In the time that has elapsed since our analysis on corporate real estate responses around the world, COVID-19 infection rates have impacted countries with different levels of severity and resulted in quite a diverse range of coordinated responses around the globe, from China’s strict lockdown and travel bans to Sweden’s controversial laissez-faire approach.
Looking through the lens of corporate real estate, the global response is much more aligned. Office occupancy and utilisation have dived head first in every single country with no signs of a rebound to pre-coronavirus levels in sight. This has been compounded by the rising trend of permanent remote-working setups being introduced by companies large and small.
Using year-to-date office occupancy data, we calculated the average weekly peak utilisation to better understand the current state of corporate offices around the world and the direction they might be headed in the near future.
Weekly peak office utilisation in Asia
China and Singapore were the first countries to react to the developments of the novel coronavirus back in January and early February. While we can see that since locking down, office utilisation in Chinese cities has been slowly but steadily increasing over the course of the previous months, utilisation has remained conservative in Singapore. Offices in the city-state seemed to be on the path to a slow return until the week of March 13th, when the Ministry of Health advised employers to allow employees to telecommute, stagger their work hours, and commute at off-peak hours. On April 3rd, Prime Minister Lee Hsien Loong introduced a much stricter set of measures to curtail the rise of COVID-19 infections in Singapore as well as the risk of asymptomatic spread, effectively closing all non-essential workplaces until June. However, even after the end of the “circuit breaker” period, office occupancy remains stagnant at well below 10% peak capacity.
South Korea, which has been lauded in its handling of the outbreaks without resorting to drastic lockdown or quarantining measures, appears to be leading the return-to-work movement along with China. As active cases have remained low in the country since June, weekly peak office occupancy has surpassed 50% or half capacity.
As India has the world’s third highest number of infections, office occupancy has remained low. Following the government-mandated nationwide lockdown on March 25th, corporate offices have remained mostly empty.
Weekly peak office utilisation in Europe
In Europe, where the data points all reflect a precipitous drop at around the same time, there seems to be a strong inverse correlation between the severity of the spread and weekly peak office utilisation. Italy and the UK were the first countries in Europe to respond, and were also among the countries most hard-hit by the pandemic. As a result, office occupancy has remained low. As the UK currently has the world’s second-highest death rate per capita of major countries, knowledge workers in large UK cities such as London are not expecting a return to the office anytime soon.

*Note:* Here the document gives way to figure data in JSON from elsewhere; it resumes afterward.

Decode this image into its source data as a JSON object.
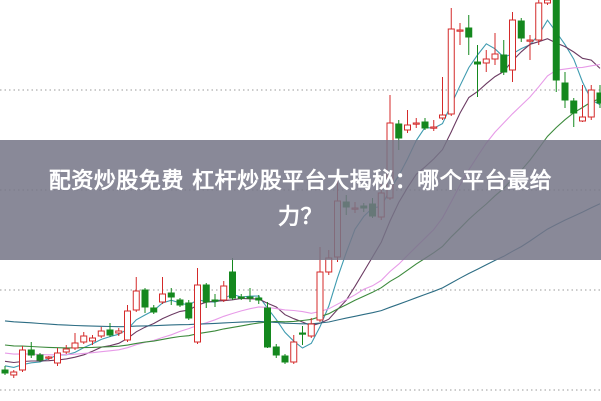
{
  "title": {
    "line1": "配资炒股免费 杠杆炒股平台大揭秘：哪个平台最给",
    "line2": "力？"
  },
  "chart_data": {
    "type": "candlestick",
    "title": "",
    "xlabel": "",
    "ylabel": "",
    "ylim": [
      10,
      30
    ],
    "grid": true,
    "grid_style": "dotted horizontal",
    "gridlines": [
      10.5,
      15.5,
      20.5,
      25.5
    ],
    "legend": "none",
    "colors": {
      "up": "#d42a2a",
      "down": "#14881e",
      "background": "#ffffff",
      "grid": "#999999"
    },
    "moving_averages": [
      {
        "period": 5,
        "color": "#3f9bb0"
      },
      {
        "period": 10,
        "color": "#6b3a62"
      },
      {
        "period": 20,
        "color": "#e79be8"
      },
      {
        "period": 30,
        "color": "#3c8a3c"
      },
      {
        "period": 60,
        "color": "#2d6d84"
      }
    ],
    "candles": [
      [
        11.5,
        11.35,
        11.7,
        11.25
      ],
      [
        11.25,
        11.4,
        11.5,
        11.1
      ],
      [
        11.5,
        12.5,
        12.7,
        11.4
      ],
      [
        12.5,
        12.25,
        12.9,
        12.1
      ],
      [
        12.25,
        12.0,
        12.35,
        11.9
      ],
      [
        12.1,
        12.15,
        12.2,
        12.0
      ],
      [
        11.85,
        12.35,
        12.6,
        11.7
      ],
      [
        12.4,
        12.55,
        12.75,
        12.3
      ],
      [
        12.6,
        12.85,
        13.35,
        12.5
      ],
      [
        12.9,
        13.2,
        13.4,
        12.8
      ],
      [
        12.95,
        13.1,
        13.25,
        12.75
      ],
      [
        13.2,
        13.45,
        13.65,
        13.1
      ],
      [
        13.5,
        13.25,
        13.85,
        13.15
      ],
      [
        13.35,
        13.45,
        13.6,
        13.2
      ],
      [
        13.0,
        14.45,
        14.75,
        12.9
      ],
      [
        14.5,
        15.45,
        16.15,
        14.4
      ],
      [
        15.5,
        14.65,
        15.6,
        14.35
      ],
      [
        14.6,
        14.4,
        14.75,
        14.3
      ],
      [
        14.9,
        15.3,
        16.15,
        14.8
      ],
      [
        15.35,
        15.15,
        15.6,
        14.75
      ],
      [
        15.0,
        14.75,
        15.1,
        14.65
      ],
      [
        14.85,
        14.1,
        15.0,
        14.0
      ],
      [
        12.9,
        15.75,
        16.6,
        12.8
      ],
      [
        15.75,
        14.9,
        15.85,
        14.6
      ],
      [
        15.0,
        14.95,
        15.3,
        14.65
      ],
      [
        15.0,
        15.7,
        15.95,
        14.9
      ],
      [
        16.4,
        15.1,
        17.1,
        15.0
      ],
      [
        15.15,
        15.1,
        15.3,
        15.0
      ],
      [
        15.15,
        15.1,
        15.6,
        14.9
      ],
      [
        15.1,
        15.0,
        15.25,
        14.8
      ],
      [
        14.6,
        12.65,
        14.9,
        12.6
      ],
      [
        12.65,
        12.25,
        12.8,
        12.1
      ],
      [
        12.2,
        11.9,
        12.3,
        11.8
      ],
      [
        11.9,
        12.9,
        13.25,
        11.8
      ],
      [
        13.35,
        13.3,
        13.7,
        12.75
      ],
      [
        13.2,
        13.8,
        14.1,
        13.1
      ],
      [
        14.0,
        16.4,
        17.65,
        13.9
      ],
      [
        16.4,
        17.1,
        17.5,
        16.25
      ],
      [
        17.15,
        19.95,
        21.0,
        16.9
      ],
      [
        19.9,
        19.65,
        20.25,
        19.25
      ],
      [
        19.6,
        19.6,
        19.9,
        19.35
      ],
      [
        19.7,
        19.6,
        19.85,
        19.4
      ],
      [
        19.8,
        19.2,
        20.1,
        19.1
      ],
      [
        19.15,
        20.35,
        20.85,
        19.0
      ],
      [
        20.1,
        23.85,
        25.25,
        20.0
      ],
      [
        23.8,
        23.1,
        24.0,
        22.5
      ],
      [
        23.5,
        23.75,
        24.5,
        23.35
      ],
      [
        23.8,
        23.85,
        24.1,
        23.6
      ],
      [
        23.9,
        23.6,
        24.1,
        23.5
      ],
      [
        23.65,
        23.65,
        24.0,
        23.45
      ],
      [
        24.1,
        24.25,
        26.15,
        24.0
      ],
      [
        24.3,
        28.55,
        29.6,
        24.2
      ],
      [
        28.5,
        28.5,
        28.85,
        27.75
      ],
      [
        28.6,
        28.15,
        29.25,
        27.25
      ],
      [
        26.9,
        26.8,
        27.75,
        25.15
      ],
      [
        26.85,
        27.05,
        27.5,
        26.4
      ],
      [
        27.05,
        27.3,
        28.35,
        26.75
      ],
      [
        27.25,
        26.4,
        28.0,
        26.25
      ],
      [
        26.5,
        29.0,
        29.4,
        25.9
      ],
      [
        28.95,
        28.1,
        29.1,
        27.9
      ],
      [
        28.0,
        28.0,
        28.25,
        27.0
      ],
      [
        28.0,
        29.85,
        30.0,
        27.75
      ],
      [
        29.85,
        30.0,
        30.0,
        29.75
      ],
      [
        30.0,
        26.0,
        30.0,
        25.4
      ],
      [
        25.85,
        25.0,
        26.4,
        24.6
      ],
      [
        24.95,
        24.35,
        25.1,
        23.65
      ],
      [
        23.95,
        24.15,
        25.75,
        23.9
      ],
      [
        24.15,
        25.5,
        25.75,
        24.0
      ],
      [
        25.35,
        24.85,
        25.75,
        24.6
      ]
    ],
    "candle_fields": [
      "open",
      "close",
      "high",
      "low"
    ]
  }
}
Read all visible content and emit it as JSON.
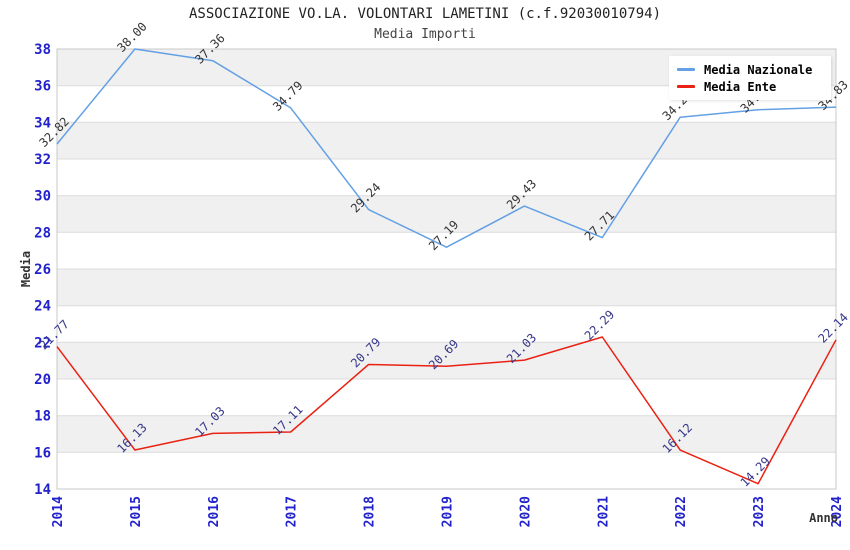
{
  "title": "ASSOCIAZIONE VO.LA. VOLONTARI LAMETINI (c.f.92030010794)",
  "subtitle": "Media Importi",
  "colors": {
    "band": "#f0f0f0",
    "grid": "#dcdcdc",
    "border": "#c8c8c8",
    "tick_label": "#2222cc",
    "axis_title": "#333333",
    "national_line": "#63a0e4",
    "entity_line": "#ea2213"
  },
  "legend": {
    "position": "top-right",
    "items": [
      {
        "label": "Media Nazionale",
        "color": "#63a0e4"
      },
      {
        "label": "Media Ente",
        "color": "#ea2213"
      }
    ]
  },
  "chart_data": {
    "type": "line",
    "title": "ASSOCIAZIONE VO.LA. VOLONTARI LAMETINI (c.f.92030010794)",
    "subtitle": "Media Importi",
    "x": [
      2014,
      2015,
      2016,
      2017,
      2018,
      2019,
      2020,
      2021,
      2022,
      2023,
      2024
    ],
    "xlabel": "Anno",
    "ylabel": "Media",
    "ylim": [
      14,
      38
    ],
    "ytick_step": 2,
    "grid": "horizontal-bands-alternating",
    "legend_position": "top-right",
    "series": [
      {
        "name": "Media Nazionale",
        "color": "#63a0e4",
        "label_color": "#333333",
        "values": [
          32.82,
          38.0,
          37.36,
          34.79,
          29.24,
          27.19,
          29.43,
          27.71,
          34.28,
          34.69,
          34.83
        ]
      },
      {
        "name": "Media Ente",
        "color": "#ea2213",
        "label_color": "#363688",
        "values": [
          21.77,
          16.13,
          17.03,
          17.11,
          20.79,
          20.69,
          21.03,
          22.29,
          16.12,
          14.29,
          22.14
        ]
      }
    ]
  }
}
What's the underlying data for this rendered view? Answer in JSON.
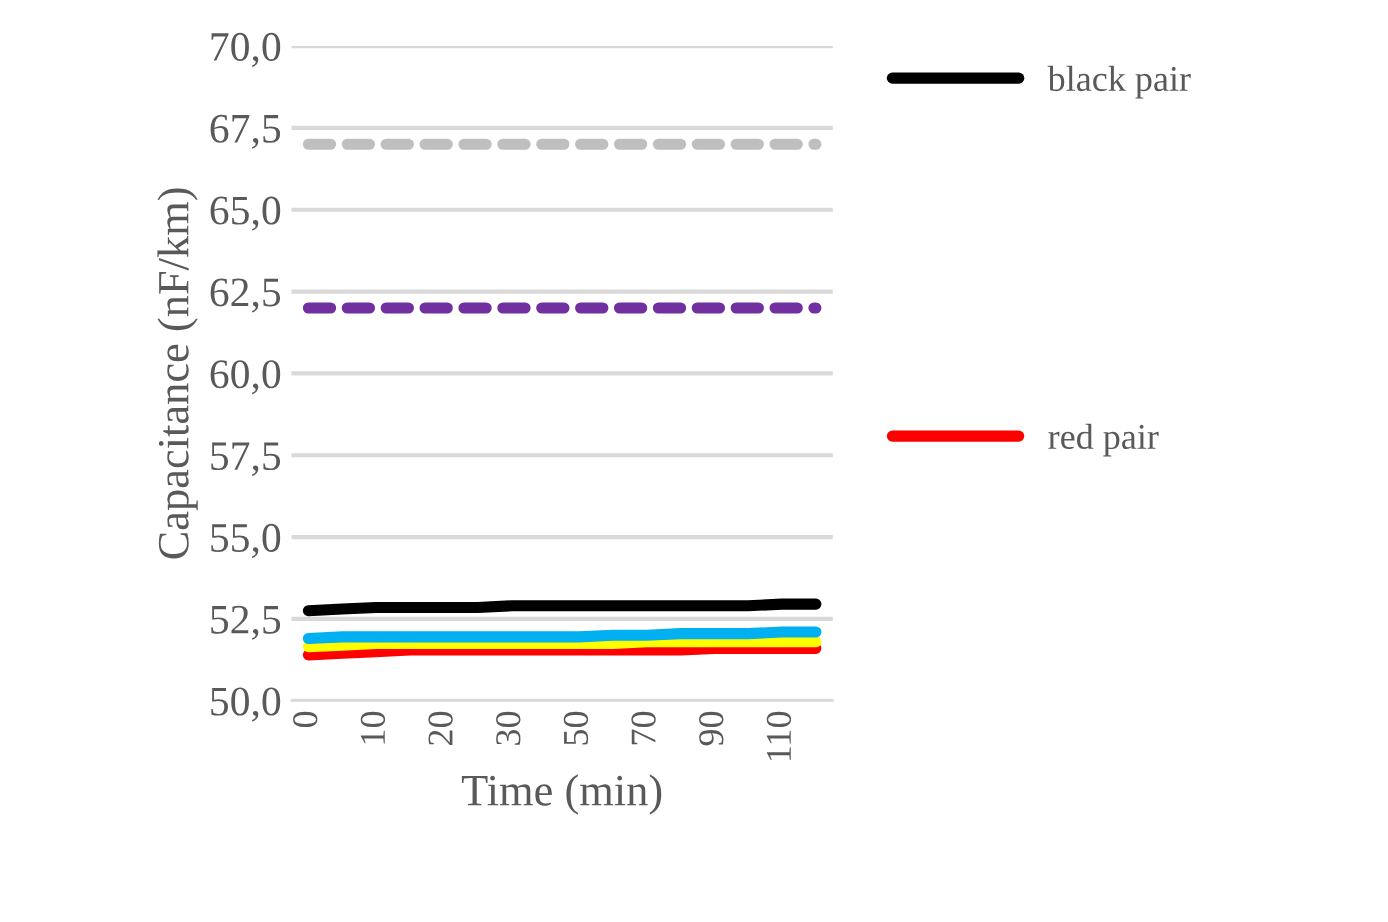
{
  "chart_data": {
    "type": "line",
    "xlabel": "Time (min)",
    "ylabel": "Capacitance (nF/km)",
    "categories": [
      "0",
      null,
      "10",
      null,
      "20",
      null,
      "30",
      null,
      "50",
      null,
      "70",
      null,
      "90",
      null,
      "110",
      null
    ],
    "series": [
      {
        "color": "#bfbfbf",
        "line_style": "dashed",
        "values": [
          67,
          67,
          67,
          67,
          67,
          67,
          67,
          67,
          67,
          67,
          67,
          67,
          67,
          67,
          67,
          67
        ]
      },
      {
        "color": "#7030a0",
        "line_style": "dashed",
        "values": [
          62,
          62,
          62,
          62,
          62,
          62,
          62,
          62,
          62,
          62,
          62,
          62,
          62,
          62,
          62,
          62
        ]
      },
      {
        "name": "red pair",
        "color": "#ff0000",
        "line_style": "solid",
        "values": [
          51.4,
          51.45,
          51.5,
          51.55,
          51.55,
          51.55,
          51.55,
          51.55,
          51.55,
          51.55,
          51.55,
          51.55,
          51.6,
          51.6,
          51.6,
          51.6
        ]
      },
      {
        "color": "#ffff00",
        "line_style": "solid",
        "values": [
          51.65,
          51.7,
          51.75,
          51.75,
          51.75,
          51.75,
          51.75,
          51.75,
          51.75,
          51.75,
          51.8,
          51.8,
          51.8,
          51.8,
          51.8,
          51.8
        ]
      },
      {
        "color": "#00b0f0",
        "line_style": "solid",
        "values": [
          51.9,
          51.95,
          51.95,
          51.95,
          51.95,
          51.95,
          51.95,
          51.95,
          51.95,
          52.0,
          52.0,
          52.05,
          52.05,
          52.05,
          52.1,
          52.1
        ]
      },
      {
        "name": "black pair",
        "color": "#000000",
        "line_style": "solid",
        "values": [
          52.75,
          52.8,
          52.85,
          52.85,
          52.85,
          52.85,
          52.9,
          52.9,
          52.9,
          52.9,
          52.9,
          52.9,
          52.9,
          52.9,
          52.95,
          52.95
        ]
      }
    ],
    "ylim": [
      50,
      70
    ],
    "yticks": [
      {
        "value": 50,
        "label": "50,0"
      },
      {
        "value": 52.5,
        "label": "52,5"
      },
      {
        "value": 55,
        "label": "55,0"
      },
      {
        "value": 57.5,
        "label": "57,5"
      },
      {
        "value": 60,
        "label": "60,0"
      },
      {
        "value": 62.5,
        "label": "62,5"
      },
      {
        "value": 65,
        "label": "65,0"
      },
      {
        "value": 67.5,
        "label": "67,5"
      },
      {
        "value": 70,
        "label": "70,0"
      }
    ],
    "grid": "y",
    "legend": "right",
    "marker": "none"
  }
}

Countries like Spain and France that also undertook drastic lockdown measures are continuing to operate cautiously. Both countries are beginning to lift their states of emergency albeit in different ways. As a result, we’re starting to see the beginnings of a very slow return to the office space.
Out of the countries whose data we gathered, Germany and Switzerland are the countries who are leading the return to work in Europe, with weekly peak office utilisation almost reaching 40% before the beginning of the summer holiday season.
Weekly peak office utilisation in Africa, Americas, and Australia
When looking at data from other parts of the world, we can clearly see that corporate offices in the Americas, namely the US, Brazil, and Mexico, are very much still in deep the trough of the pandemic. As some of the largest countries both land-wise and population-wise, it’s difficult to predict when employees will start to make their way into the office again as there are no indications of a change in occupancy patterns thus far.
In Australia, we’ve seen a swift resurgence in office occupancy in the beginning of June, when the country reported the lowest number of new cases since February, with no new cases in Sydney and Melbourne, Australia’s largest cities.
In general, as more and more companies such as Coca Cola, Google, and Twitter offer extended or even permanent home office and remote work options to their workforce, we may never see a full return to the peak office utilisation rates of pre-corona times: the new normal of work is one that will force companies large and small to pay closer attention to their real estate portfolio in an effort to understand their workforce’s new working habits.
* Locatee gathered anonymised workplace occupancy data from a sampling of workplaces across 24 cities in 15 countries. Thus, the information and interpretations presented in this article should not be taken as definitive representations of workplace occupancy patterns for entire countries.